Como o presidente gosta muito de metáforas, talvez fosse o caso de lhe perguntar se não acontece o mesmo com a corrupção no aparelho do Estado.


Afinal, a imprensa poderia colaborar para um tratamento mais eficiente nas causas dessa metástase que quase semanalmente nos revela um novo câncer nos serviços públicos.


Quanto ao acidente em Congonhas, os jornais parecem ter desistido de se antecipar às autoridades que investigam as causas.


Os jornais destacam a informação de que o Airbus que fazia o vôo JJ-3054 havia apresentado duas falhas no dia do acidente.


O Estadão ouviu funcionários da TAM e informa que, além de um defeito no sensores do trem de pouso, relatado oficialmente pelo vice-presidente técnico da empresa, também havia sido relatado pelos pilotos mortos um problema no freio aerodinâmico das asas.

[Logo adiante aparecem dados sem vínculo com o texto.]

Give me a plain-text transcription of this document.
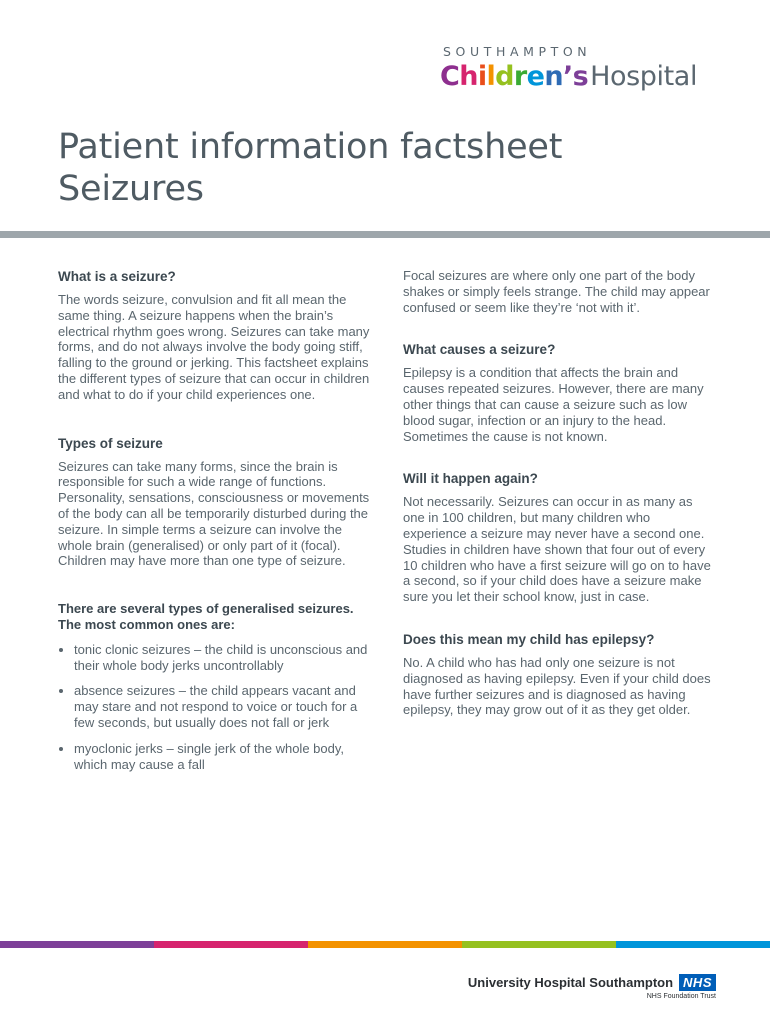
SOUTHAMPTON
Children’sHospital
Patient information factsheet
Seizures
What is a seizure?

The words seizure, convulsion and fit all mean the same thing. A seizure happens when the brain’s electrical rhythm goes wrong. Seizures can take many forms, and do not always involve the body going stiff, falling to the ground or jerking. This factsheet explains the different types of seizure that can occur in children and what to do if your child experiences one.

Types of seizure

Seizures can take many forms, since the brain is responsible for such a wide range of functions. Personality, sensations, consciousness or movements of the body can all be temporarily disturbed during the seizure. In simple terms a seizure can involve the whole brain (generalised) or only part of it (focal). Children may have more than one type of seizure.

There are several types of generalised seizures. The most common ones are:

tonic clonic seizures – the child is unconscious and their whole body jerks uncontrollably
absence seizures – the child appears vacant and may stare and not respond to voice or touch for a few seconds, but usually does not fall or jerk
myoclonic jerks – single jerk of the whole body, which may cause a fall

Focal seizures are where only one part of the body shakes or simply feels strange. The child may appear confused or seem like they’re ‘not with it’.

What causes a seizure?

Epilepsy is a condition that affects the brain and causes repeated seizures. However, there are many other things that can cause a seizure such as low blood sugar, infection or an injury to the head. Sometimes the cause is not known.

Will it happen again?

Not necessarily. Seizures can occur in as many as one in 100 children, but many children who experience a seizure may never have a second one. Studies in children have shown that four out of every 10 children who have a first seizure will go on to have a second, so if your child does have a seizure make sure you let their school know, just in case.

Does this mean my child has epilepsy?

No. A child who has had only one seizure is not diagnosed as having epilepsy. Even if your child does have further seizures and is diagnosed as having epilepsy, they may grow out of it as they get older.

University Hospital Southampton NHS
NHS Foundation Trust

Exatamente a mesma falha que aconteceu no momento do pouso fatídico em Congonhas.


De olho na TAM


O presidente da TAM aparece em posições contraditórias no noticiário de hoje, Em depoimento à CPI do chamado apagão aéreo, Marco Bologna faz críticas ao aeroporto de Congonhas, dizendo, desta vez, que a falta de ranhuras na pista foi um fator importante para o acidente.


Desse modo, ele justificava a decisão das autoridades de diminuir a utilização do aeroporto
Mas em outra parte do noticiário, ao contrário, Bologna aparece como sendo participante de um movimento das empresas aéreas que resiste à redução das operações em Congonhas.


O mais grave: durante a leitura de uma instrução da Agência Nacional de Aviação Civil, o executivo tentou pular um trecho no qual os pilotos são orientados a usar notadamente o reversor do avião durante pouso em pista molhada.


Foi apanhado em flagrante pelo deputado Vic Pires, do Partido Democrata do Pará, na atitude desonesta, e teve que se explicar aos parlamentares.


Para prestar um bom serviço aos leitores, os jornais precisam, daqui para a frente, manter sob vigilância todas as futuras manifestações da empresa.